Your account has been found in violation of the Reality Accords and has been temporarily suspended; your account will be locked for 24 hours. You can appeal the case if you are able to provide evidence that the following posts are based on reality:
– “So I was just coming out of the supermarket and a police car CRASHED INTO THE STORE! I recorded them but it’s pretty blurry. Anyone know the complaint number?”
– “Just found out that the police hit an old person. Ambulance has been called. The police are hiding their badge numbers and numberplate.”
– “This is MENTAL one of my friends just said the same thing happened to them in their town – same supermarket chain, different police car crashed into it. What is going on?”

We have reviewed the evidence you submitted along with your appeal; the additional posts you provided have not been verified by our system. We have extended your ban for a further 72 hours. To appeal the case further, please provide evidence such as: timestamped videos or image which pass automated steganography analysis; phone logs containing inertial and movement data during the specified period; authenticated eyewitness testimony from another verified individual who can corroborate the event (and propose aforementioned digital evidence).

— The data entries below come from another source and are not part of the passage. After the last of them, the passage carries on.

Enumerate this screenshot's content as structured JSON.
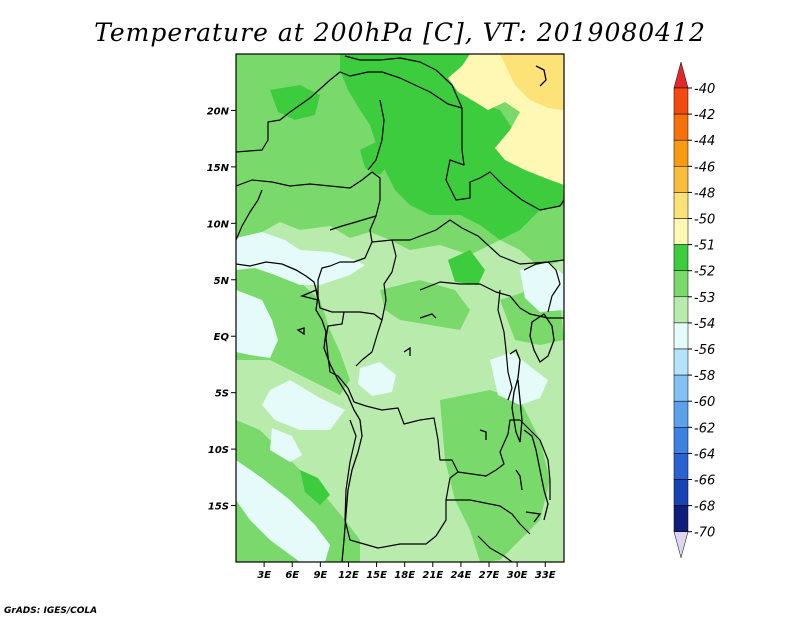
{
  "title": "Temperature at 200hPa [C], VT: 2019080412",
  "footer": "GrADS: IGES/COLA",
  "map": {
    "lon_range": [
      0,
      35
    ],
    "lat_range": [
      -20,
      25
    ],
    "lat_ticks": [
      {
        "value": 20,
        "label": "20N"
      },
      {
        "value": 15,
        "label": "15N"
      },
      {
        "value": 10,
        "label": "10N"
      },
      {
        "value": 5,
        "label": "5N"
      },
      {
        "value": 0,
        "label": "EQ"
      },
      {
        "value": -5,
        "label": "5S"
      },
      {
        "value": -10,
        "label": "10S"
      },
      {
        "value": -15,
        "label": "15S"
      }
    ],
    "lon_ticks": [
      {
        "value": 3,
        "label": "3E"
      },
      {
        "value": 6,
        "label": "6E"
      },
      {
        "value": 9,
        "label": "9E"
      },
      {
        "value": 12,
        "label": "12E"
      },
      {
        "value": 15,
        "label": "15E"
      },
      {
        "value": 18,
        "label": "18E"
      },
      {
        "value": 21,
        "label": "21E"
      },
      {
        "value": 24,
        "label": "24E"
      },
      {
        "value": 27,
        "label": "27E"
      },
      {
        "value": 30,
        "label": "30E"
      },
      {
        "value": 33,
        "label": "33E"
      }
    ]
  },
  "colorbar": {
    "labels": [
      "-40",
      "-42",
      "-44",
      "-46",
      "-48",
      "-50",
      "-51",
      "-52",
      "-53",
      "-54",
      "-56",
      "-58",
      "-60",
      "-62",
      "-64",
      "-66",
      "-68",
      "-70"
    ],
    "colors": [
      "#e3272a",
      "#f24a0f",
      "#f7710b",
      "#f99b10",
      "#fbbe3a",
      "#fde277",
      "#fef8b4",
      "#3dcc3d",
      "#7ad96b",
      "#b9ecac",
      "#e4fbfa",
      "#b5e3fb",
      "#83c1f2",
      "#5ba2eb",
      "#3c82e1",
      "#2a62d1",
      "#1943b5",
      "#0d1e7d",
      "#dcd6f0"
    ]
  },
  "fill_colors": {
    "background": "#b9ecac",
    "green_mid": "#7ad96b",
    "green_dark": "#3dcc3d",
    "yellow": "#fef8b4",
    "cyan": "#e4fbfa"
  }
}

Your further appeal and its associated evidence file has been retained for further study under the Reality Accords. After liaising with local police authorities we are not able to reconcile your accounts and provided evidence with the accounts and evidence of authorities. Therefore, as part of the reconciliation terms outlined in the terms of use, your account has been suspended indefinitely. As common Reality Accord practice, we shall reassess the situation in three months, in case of further evidence.

Things that inspired this story: Thinking about state reactions to disinformation; the slow, big wheel of bureaucracy and how it grinds away at problems; synthetic media driven by AI; the proliferation of citizen media as a threat to aspects of state legitimacy; police violence; conflicting accounts in a less trustworthy world.